According to Trust for Public Land, Big Cedar Wilderness features 50,000 trees and 175 acres of escarpment topography, along with creeks, ponds and wildflower meadows. The nature area has been used for decades by local hikers, mountain bikers and members of a neighboring church for outdoor recreation and respite — all with the consent of private landowners.

But the park’s location on private property always kept its future on uncertain ground. 

Robert Kent, Texas State Director for Trust for Public Land, said we only have to look at the recent Fairfield Lake State Park debacle to see how that scenario can go wrong. In that case, the state park land had been rented from a private landowner for nearly 50 years, who then sold it to a developer, despite outcry from the Texas Parks and Wildlife Department and the public. After attempts to negotiate a land purchase failed, the state is now in the process of using eminent domain to wrest control of the park back.

Fortunately for Big Cedar Wilderness, the property’s owner recognized the value of the park to the community and generously donated it, said Kent. 

“We’re now going to have this property permanently protected,” he said. “That’s such a great win for the city of Dallas and the people who love this property.”


Wildflower meadow at Big Cedar Wilderness park. Courtesy of Lori Crider.A wildflower meadow at Big Cedar Wilderness. Courtesy of Lori Crider.

Big Cedar Wilderness is located in a corridor often described as the North Texas “Hill Country,” which includes Cedar Ridge Preserve, Cedar Hill State Park and the Dogwood Canyon Audubon Center.

“It’s the same geologic formation that you find west of Austin,” said Kent.

With its hilly terrain and cliff views, the park offers 22 miles of trails and spectacular sunsets. 

The natural area has also been a popular venue for Dallas Off-Road Bicycle Association, who have served as stewards of the property and whose mountain bike ramps and jumps dot the landscape.

Jason Barton, DORBA's vice president of trails, who regularly rides in Big Cedar Wilderness, said the mountain biking community is thrilled to see the property preserved.

"It has so many great natural characteristics like heavily wooded steep terrain, open rolling fields, and all sizes of creeks, with the occasional beaver pond. There’s just so much naturally occurring wildlife to be seen in the area!" 

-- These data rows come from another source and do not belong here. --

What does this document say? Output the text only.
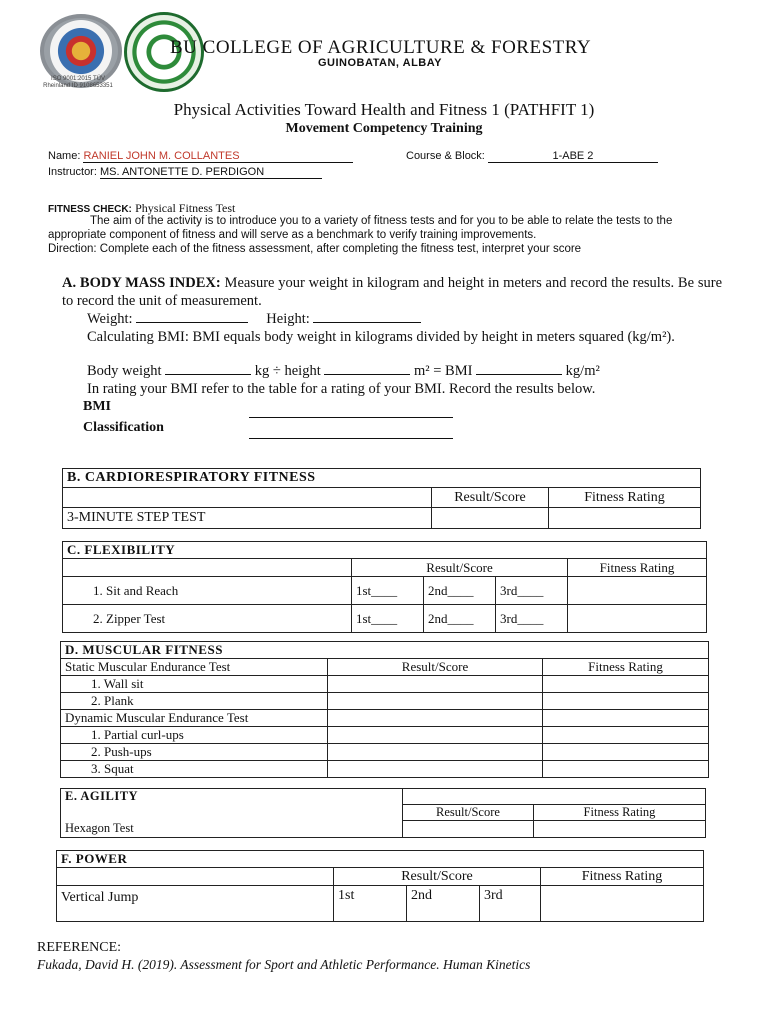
ISO 9001:2015 TÜV Rheinland ID 9108653351
BU COLLEGE OF AGRICULTURE & FORESTRY
GUINOBATAN, ALBAY
Physical Activities Toward Health and Fitness 1 (PATHFIT 1)
Movement Competency Training
Name: RANIEL JOHN M. COLLANTES	Course & Block:	1-ABE 2
Instructor: MS. ANTONETTE D. PERDIGON
FITNESS CHECK: Physical Fitness Test
The aim of the activity is to introduce you to a variety of fitness tests and for you to be able to relate the tests to the appropriate component of fitness and will serve as a benchmark to verify training improvements.
Direction: Complete each of the fitness assessment, after completing the fitness test, interpret your score
A. BODY MASS INDEX: Measure your weight in kilogram and height in meters and record the results. Be sure to record the unit of measurement.
Weight:	Height:
Calculating BMI: BMI equals body weight in kilograms divided by height in meters squared (kg/m²).
Body weight	kg ÷ height	m² = BMI	kg/m²
In rating your BMI refer to the table for a rating of your BMI. Record the results below.
BMI
Classification
B. CARDIORESPIRATORY FITNESS		
	Result/Score	Fitness Rating
3-MINUTE STEP TEST		
C. FLEXIBILITY				
	Result/Score			Fitness Rating
1. Sit and Reach	1st____	2nd____	3rd____	
2. Zipper Test	1st____	2nd____	3rd____	
D. MUSCULAR FITNESS		
Static Muscular Endurance Test	Result/Score	Fitness Rating
1. Wall sit		
2. Plank		
Dynamic Muscular Endurance Test		
1. Partial curl-ups		
2. Push-ups		
3. Squat		
E. AGILITY		
	Result/Score	Fitness Rating
Hexagon Test		
F. POWER				
	Result/Score			Fitness Rating
Vertical Jump	1st	2nd	3rd	
REFERENCE:
Fukada, David H. (2019). Assessment for Sport and Athletic Performance. Human Kinetics
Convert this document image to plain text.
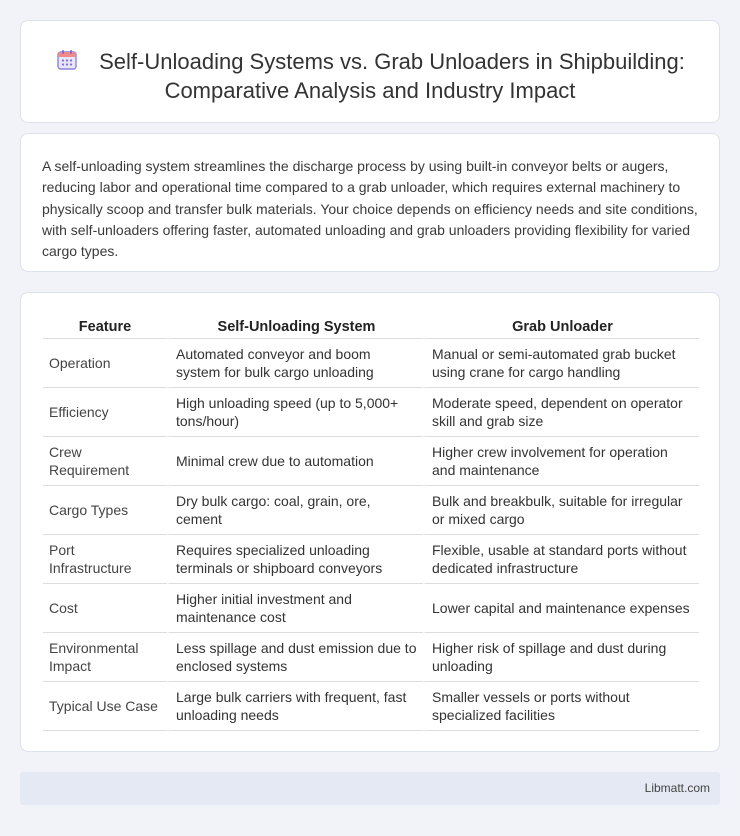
Self-Unloading Systems vs. Grab Unloaders in Shipbuilding: Comparative Analysis and Industry Impact

A self-unloading system streamlines the discharge process by using built-in conveyor belts or augers, reducing labor and operational time compared to a grab unloader, which requires external machinery to physically scoop and transfer bulk materials. Your choice depends on efficiency needs and site conditions, with self-unloaders offering faster, automated unloading and grab unloaders providing flexibility for varied cargo types.

Feature	Self-Unloading System	Grab Unloader
Operation	Automated conveyor and boom system for bulk cargo unloading	Manual or semi-automated grab bucket using crane for cargo handling
Efficiency	High unloading speed (up to 5,000+ tons/hour)	Moderate speed, dependent on operator skill and grab size
Crew Requirement	Minimal crew due to automation	Higher crew involvement for operation and maintenance
Cargo Types	Dry bulk cargo: coal, grain, ore, cement	Bulk and breakbulk, suitable for irregular or mixed cargo
Port Infrastructure	Requires specialized unloading terminals or shipboard conveyors	Flexible, usable at standard ports without dedicated infrastructure
Cost	Higher initial investment and maintenance cost	Lower capital and maintenance expenses
Environmental Impact	Less spillage and dust emission due to enclosed systems	Higher risk of spillage and dust during unloading
Typical Use Case	Large bulk carriers with frequent, fast unloading needs	Smaller vessels or ports without specialized facilities
Libmatt.com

Texas Master Naturalist Lori Crider, who volunteers at the park, describes Big Cedar Wilderness as a hidden gem.

“It’s my favorite place,” said Crider, a resident of Las Colinas, who has been visiting the natural area for 20 years. 

She and her fellow members of the Indian Trail Master Naturalist Chapter pick up litter and remove invasive plants on the property, namely privet.

She said the park has the same scenic beauty as its neighbor to the south, Cedar Ridge Preserve, which attracts throngs of hikers after work and on weekends.

“[Big Cedar] is much calmer,” she said. “There’s more than 20 miles of trails and it’s really spread out.”


Trail at Big Cedar Wilderness park in Dallas. Photo courtesy of Trust for Public Land.There are 22 miles of trails at Big Cedar Wilderness in Dallas. Photo courtesy of Trust for Public Land.

Once the city’s acquisition is complete this summer, TPL will continue to collaborate with the Dallas Park and Recreation Department and community stakeholders to enhance the existing amenities and plan for greater ease of access. 

“Dallas Park and Recreation is extremely grateful and we are prepared to be thoughtful stewards of Mr. Phillips’ generosity and Trust for Public Land’s leadership,” said Arun Agarwal, president of the Dallas Park Board. “Our staff is already working to ensure Big Cedar is planned to fit well with our existing network of parks and trails.”

In the coming months, Kent said he will be working with the city of Dallas to develop a master plan for the park that is inclusive to all those who have cherished it over the years.

That includes Mountain Creek Community Church, which owns 80 acres of adjacent land that extends the park’s landscape and includes a parking lot used by hikers and mountain bikers.

“Everyone recognizes this property has been utilized and loved by mountain bikers, faith groups and hikers,” said Kent. “There’s plenty of room to do things that benefits all those stakeholders.”